American dessert chain

Popbar is an American chain of ice pop restaurants with 16 restaurants primarily based around the East Coast of the United States. It was founded in 2010 and sells gelato on sticks.

==History==
The chain's first shop opened in 2010, in the West Village neighborhood of New York City. It was founded by Milan-native Reuben BenJehuda and Hamburg-native Daniel Yaghoubi. They were both fans of gelato and wanted to make the dessert customizable. Its first West Coast location was in the Anaheim Packing House in Anaheim, California, opening in May 2014. Its first location outside of North America was opened in Lisbon in Portugal in 2019. In 2020, the company opened a production facility in Midtown Manhattan.

==Menu==
Popbar exclusively serves desserts. It is known for its popGelato gelato ice pops, which come in 32 flavors, not including 3 vegan ones. The chain also offers yogurt and sorbet varieties. Customers can also choose to dunk their pop in various chocolate dippings. Finally, one can get toppings on their dessert. Other variations on popGelato include the gelatoShake, a milkshake, and hot chocolate on a stick. Normal popbars weigh about 3 oz, and miniature versions are also sold. They are made in batches of 26.

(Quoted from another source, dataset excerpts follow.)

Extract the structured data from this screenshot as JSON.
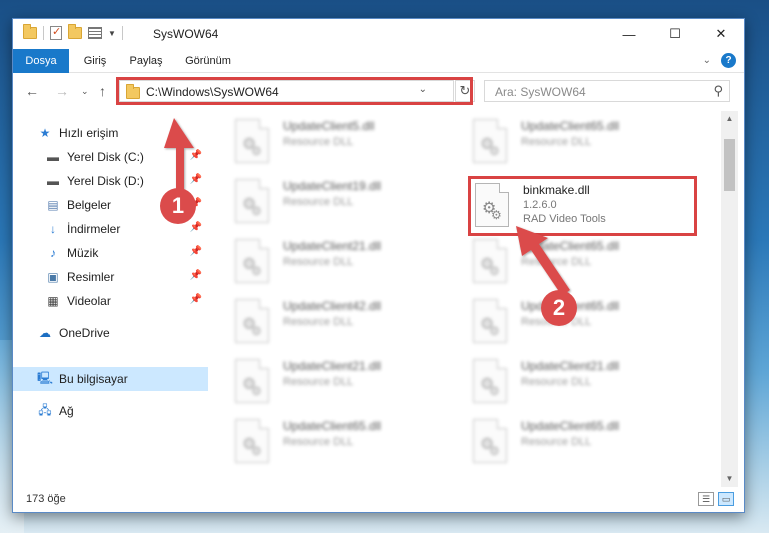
{
  "window": {
    "title": "SysWOW64"
  },
  "ribbon": {
    "tabs": [
      "Dosya",
      "Giriş",
      "Paylaş",
      "Görünüm"
    ]
  },
  "address": {
    "path": "C:\\Windows\\SysWOW64",
    "search_placeholder": "Ara: SysWOW64"
  },
  "sidebar": {
    "items": [
      {
        "label": "Hızlı erişim",
        "icon": "star-icon"
      },
      {
        "label": "Yerel Disk (C:)",
        "icon": "drive-icon",
        "pinned": true
      },
      {
        "label": "Yerel Disk (D:)",
        "icon": "drive-icon",
        "pinned": true
      },
      {
        "label": "Belgeler",
        "icon": "documents-icon",
        "pinned": true
      },
      {
        "label": "İndirmeler",
        "icon": "downloads-icon",
        "pinned": true
      },
      {
        "label": "Müzik",
        "icon": "music-icon",
        "pinned": true
      },
      {
        "label": "Resimler",
        "icon": "pictures-icon",
        "pinned": true
      },
      {
        "label": "Videolar",
        "icon": "videos-icon",
        "pinned": true
      },
      {
        "label": "OneDrive",
        "icon": "cloud-icon"
      },
      {
        "label": "Bu bilgisayar",
        "icon": "computer-icon",
        "selected": true
      },
      {
        "label": "Ağ",
        "icon": "network-icon"
      }
    ]
  },
  "files": {
    "col1": [
      {
        "name": "UpdateClient5.dll",
        "type": "Resource DLL"
      },
      {
        "name": "UpdateClient19.dll",
        "type": "Resource DLL"
      },
      {
        "name": "UpdateClient21.dll",
        "type": "Resource DLL"
      },
      {
        "name": "UpdateClient42.dll",
        "type": "Resource DLL"
      },
      {
        "name": "UpdateClient21.dll",
        "type": "Resource DLL"
      },
      {
        "name": "UpdateClient65.dll",
        "type": "Resource DLL"
      }
    ],
    "col2": [
      {
        "name": "UpdateClient65.dll",
        "type": "Resource DLL"
      },
      {
        "name": "binkmake.dll",
        "version": "1.2.6.0",
        "company": "RAD Video Tools",
        "highlighted": true
      },
      {
        "name": "UpdateClient65.dll",
        "type": "Resource DLL"
      },
      {
        "name": "UpdateClient65.dll",
        "type": "Resource DLL"
      },
      {
        "name": "UpdateClient21.dll",
        "type": "Resource DLL"
      },
      {
        "name": "UpdateClient65.dll",
        "type": "Resource DLL"
      }
    ]
  },
  "status": {
    "item_count": "173 öğe"
  },
  "annotations": {
    "callout_1": "1",
    "callout_2": "2",
    "color": "#db4b4b"
  }
}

In 2015, Popbar sold gelato sandwiched between a roll, similar to an ice cream sandwich, as a special seasonal offer exclusively at its New York City location. It partnered with Oscar Mayer in 2022 to release the "Cold Dog", a hot dog-flavored ice pop.

==Locations==
As of 2024, Popbar has 16 locations in 8 states, 7 of which are on the East Coast. The state with the most locations, however, is the only Western location: California. There are also singular locations in Winnipeg in Canada and Lisbon and Porto in Portugal. Upcoming locations include expansions to the states of South Carolina and Michigan.